La note de la Minusma revient sur une série d’évènements. Comme l’attaque de Diallassagou, région de Mopti. Attaque menée fin avril par la Katiba Macina du Jnim. L’armée malienne avait fait état de 132 civils tués. Un chiffre que la Minusma ne confirme pas, « aucun vestige de corps humain » n’ayant été retrouvé. Les enquêteurs onusiens rapportent en revanche l’enlèvement, ce jour-là, de 36 personnes, soupçonnées par les jihadistes d’être des chasseurs traditionnels dozos, qui les combattent.

À Ménaka, des « dizaines de milliers » de déplacés ont fui les attaques du groupe État islamique, qui contrôle les trois quarts de la région.
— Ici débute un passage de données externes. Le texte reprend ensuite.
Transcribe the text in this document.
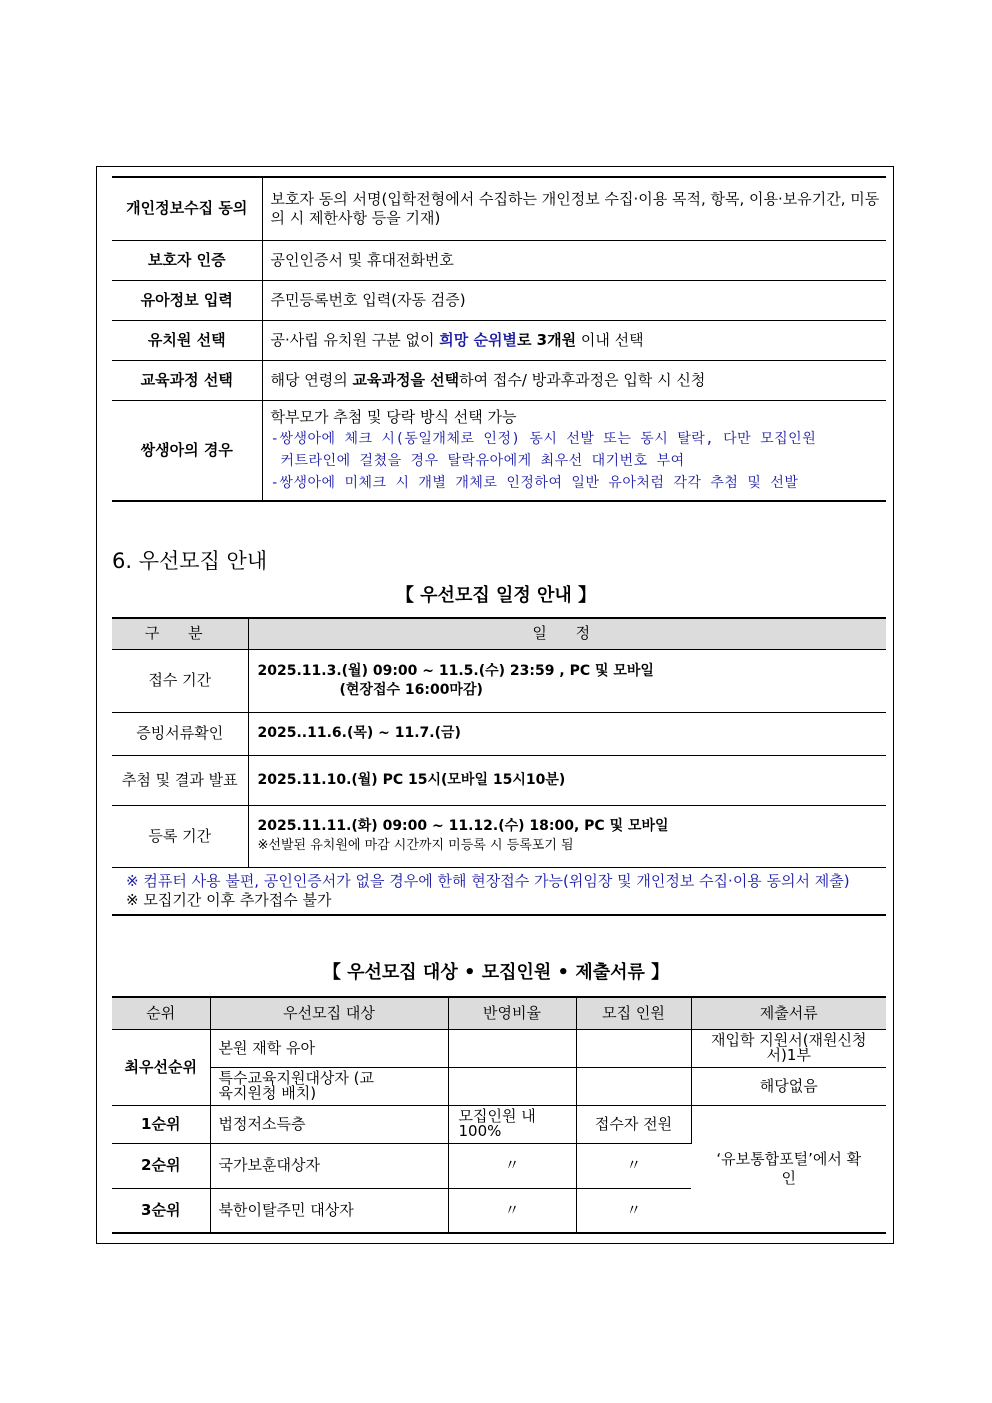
개인정보수집 동의	보호자 동의 서명(입학전형에서 수집하는 개인정보 수집·이용 목적, 항목, 이용·보유기간, 미동의 시 제한사항 등을 기재)
보호자 인증	공인인증서 및 휴대전화번호
유아정보 입력	주민등록번호 입력(자동 검증)
유치원 선택	공·사립 유치원 구분 없이 희망 순위별로 3개원 이내 선택
교육과정 선택	해당 연령의 교육과정을 선택하여 접수/ 방과후과정은 입학 시 신청
쌍생아의 경우	학부모가 추첨 및 당락 방식 선택 가능
-쌍생아에 체크 시(동일개체로 인정) 동시 선발 또는 동시 탈락, 다만 모집인원
커트라인에 걸쳤을 경우 탈락유아에게 최우선 대기번호 부여
-쌍생아에 미체크 시 개별 개체로 인정하여 일반 유아처럼 각각 추첨 및 선발
6. 우선모집 안내
【 우선모집 일정 안내 】
구 분	일 정
접수 기간	2025.11.3.(월) 09:00 ~ 11.5.(수) 23:59 , PC 및 모바일
(현장접수 16:00마감)

증빙서류확인	2025..11.6.(목) ~ 11.7.(금)
추첨 및 결과 발표	2025.11.10.(월) PC 15시(모바일 15시10분)
등록 기간	2025.11.11.(화) 09:00 ~ 11.12.(수) 18:00, PC 및 모바일
※선발된 유치원에 마감 시간까지 미등록 시 등록포기 됨

※ 컴퓨터 사용 불편, 공인인증서가 없을 경우에 한해 현장접수 가능(위임장 및 개인정보 수집·이용 동의서 제출)
※ 모집기간 이후 추가접수 불가	
【 우선모집 대상 • 모집인원 • 제출서류 】
순위	우선모집 대상	반영비율	모집 인원	제출서류
최우선순위	본원 재학 유아			재입학 지원서(재원신청서)1부
	특수교육지원대상자 (교육지원청 배치)			해당없음
1순위	법정저소득층	모집인원 내 100%	접수자 전원	‘유보통합포털’에서 확인
2순위	국가보훈대상자	〃	〃	
3순위	북한이탈주민 대상자	〃	〃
La Minusma évoque « plusieurs dizaines » de civils tués sur la période. Certaines sources évoquent de 300 à 700 morts depuis le mois de mars.

Peu d’attaques dans la région de Tombouctou, mais de nombreux villages y sont, selon la note onusienne, soumis au diktat des jihadistes : obligation de payer la zakat [une aumône inscrite dans le Coran, ndlr], fêtes interdites, voile noir obligatoire, et punitions corporelles en cas de non-respect. Au total, dans le pays, les groupes jihadistes ont tué 200 personnes entre avril et juin 2022.

En ce qui concerne l’armée malienne, la Minusma relève une « baisse significative » des violences, mais dénombre tout de même 96 civils tués. « Exécutions, actes de torture, arrestations massives »… Les enquêteurs citent plusieurs opérations militaires : à Boron dans la région de Koulikouro, à Zanankoro dans la région de Ségou, ou encore à Hombori dans la région de Mopti
Cette dernière opération a été menée en avril par les soldats maliens « accompagnés de personnel militaire étranger », une manière de désigner les supplétifs russes de l’armée malienne. À Hombori, « plus de 50 civils ont été tués et plus de 500 arrêtés », dont certains auraient ensuite été torturés et exécutés, selon les éléments rassemblés par la Minusma.

« Sur la base de documents collectés, poursuit la note onusienne, de témoignages recueillis » et « corroborés par plusieurs sources concordantes », « les dépouilles ensevelies dans le camp de Gossi provenaient de Hombori. » Ces dépouilles, ce sont celles découvertes fin avril près d’un camp militaire que Barkhane venait de restituer aux forces maliennes, dans le cadre de son départ du Mali.

L’armée française, soupçonnée d’être à l’origine de ce charnier et publiquement attaquée notamment sur les réseaux sociaux, avait alors dénoncé une manoeuvre de désinformation orchestrée par la Russie et dévoilé des images montrant des hommes présentés comme des soldats maliens et des mercenaires russes enterrant eux-mêmes ces corps. Bamako accuse d’ailleurs aujourd’hui la force Barkhane d’avoir, pour filmer ces images, violé l’espace aérien malien.

Plusieurs sources locales ont confirmé à RFI que des familles de victimes de Hombori n’avaient pas pu récupérer les corps de leurs proches. A l’époque, l’hypothèse que le charnier de Gossi étaient composé de victimes de l’opération militaire de Hombori avait rapidement circulé, renforcée par la concomitance des événements. Les autorités maliennes avaient immédiatement, dès le 22 avril, annoncé l’ouverture d’une enquête sur ce charnier, dont les conclusions n’ont pas été communiquées à ce jour.

Le rapport onusien indique également être sans nouvelles de certaines personnes arrêtées par les Fama dans le pays et détenues, par exemple, dans le camp d’Alatona, région de Ségou. L’armée malienne, dans ses communiqués, rejette systématiquement les accusations d’exactions qui la visent, mais assure ouvrir des enquêtes pour chaque cas.